Mac joined the carnival crew a few years ago and said he has never told a lie as he banters with spectators, telling stories of his offseason fishing trips as he sizes them up. He just makes a few "changes" in his stories, he said.

About 20 feet away, Eric Peterson took his work seriously--rarely pausing as he helped set up the 90-foot-high Ferris wheel, shouting orders to Everett "Manny" Witherspoon in a thick Boston accent.

"We've got to lay two decks on it, drop the sweeps and put me in some seats and we've got it," he told Witherspoon. They can put up the giant wheel in 4 1/2 hours, and they promise that they are experts.

"If you make one mistake, somebody's dead or you're dead," said Peterson, 24.

Witherspoon, who has a wife, five sons and two daughters at home in Camden, N.J., said joining the carnival 15 years ago helped him straighten out his life. "I used to be a crack monster, but I just wanted to do things differently," said Witherspoon, 37. "I needed an out, and this worked for me."

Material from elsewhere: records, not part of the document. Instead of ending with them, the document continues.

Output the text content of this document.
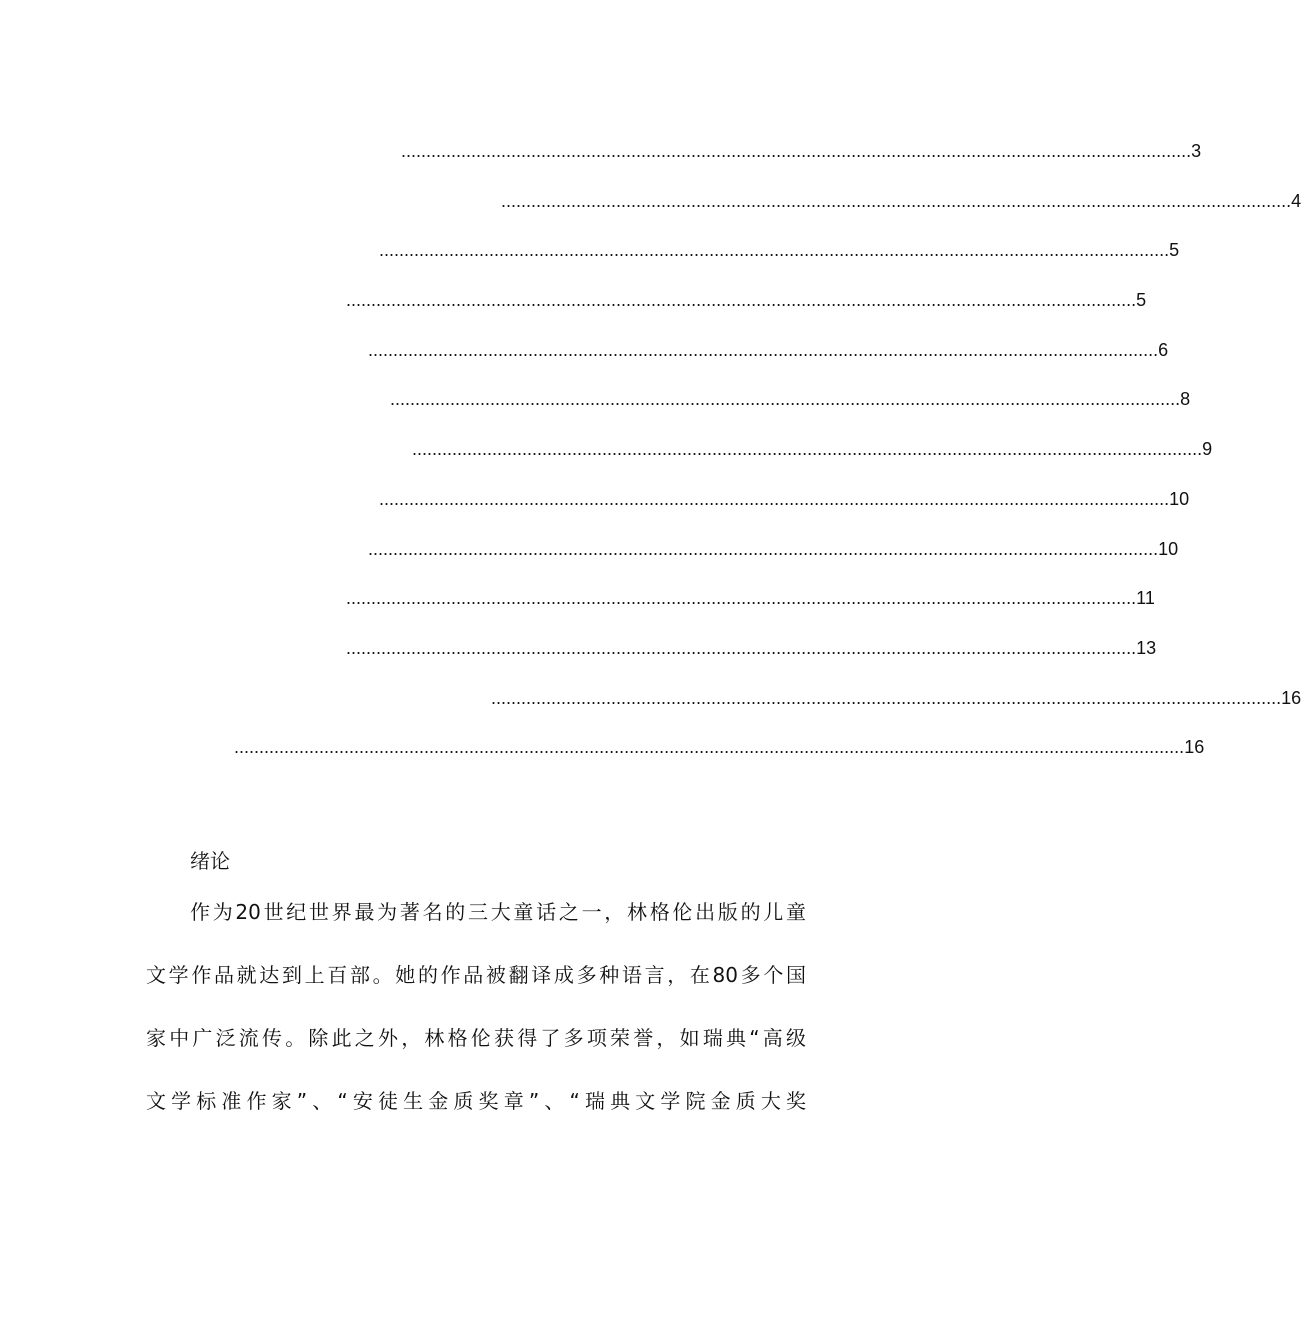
.............................................................................................................................................................. 3
.............................................................................................................................................................. 4
.............................................................................................................................................................. 5
.............................................................................................................................................................. 5
.............................................................................................................................................................. 6
.............................................................................................................................................................. 8
.............................................................................................................................................................. 9
.............................................................................................................................................................. 10
.............................................................................................................................................................. 10
.............................................................................................................................................................. 11
.............................................................................................................................................................. 13
.............................................................................................................................................................. 16
.............................................................................................................................................................................................. 16
绪论
作为20世纪世界最为著名的三大童话之一，林格伦出版的儿童
文学作品就达到上百部。她的作品被翻译成多种语言，在80多个国
家中广泛流传。除此之外，林格伦获得了多项荣誉，如瑞典“高级
文学标准作家”、“安徒生金质奖章”、“瑞典文学院金质大奖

Duke Trombetti, 41, wants a tight, clean operation.

All of his workers must comply with the rules: No beards, no long hair, clean jeans and purple or gray uniform T-shirts when running the rides. Even when setting up the rides in 90-degree heat, he frowns on seeing a bare-chested man. He prefers not to call his operation a carnival but rather a "traveling amusement park."

When Wendy Trombetti was a child, her father quit his job as a school lunch administrator to start a traveling fun house and souvenir shop. Duke Trombetti started his career in the carnival business more than a decade ago, selling cotton candy at a circus. Last year, he and Wendy started their own carnival show, World Wide Entertainment Group.

Duke rides around the carnival area on a Honda Civic scooter, checking on his workers. He is quick to point out that the carnival is for parents as well as kids.

"By the time this is all done, there will be 30 benches all around," he said. "If you've got a bench for a mom or dad to sit on and they keep handing their kids tickets, they'll stay longer."

He said his hardest jobs are finding good workers and keeping up the payments on the half-a-million dollars he has invested in the equipment: rides, trailers and trucks.

"It's hard, grueling work," said Wendy, 34, as she directed workers setting up her trailer office.

"You work a fair all day, passing out tickets, bags of popcorn and busting your fanny, and then you've got to tear everything down, get dirty and nasty and sweaty and then move it somewhere else."

But she survives on the smiles of children when she hands out the occasional free treat at state and county fairs.

"You see them crying or looking wide-eyed at the cotton candy bin," she said, "and you just want to give them a little something."

CAPTION: Carnival worker Mike Starner straddles a beam as he helps set up the "Music Express" ride. Watching below is fellow worker Chris Lincoln.

CAPTION: Carnival worker Edward Gray, also known as "Cherokee," has traveled to 38 states in the past five years.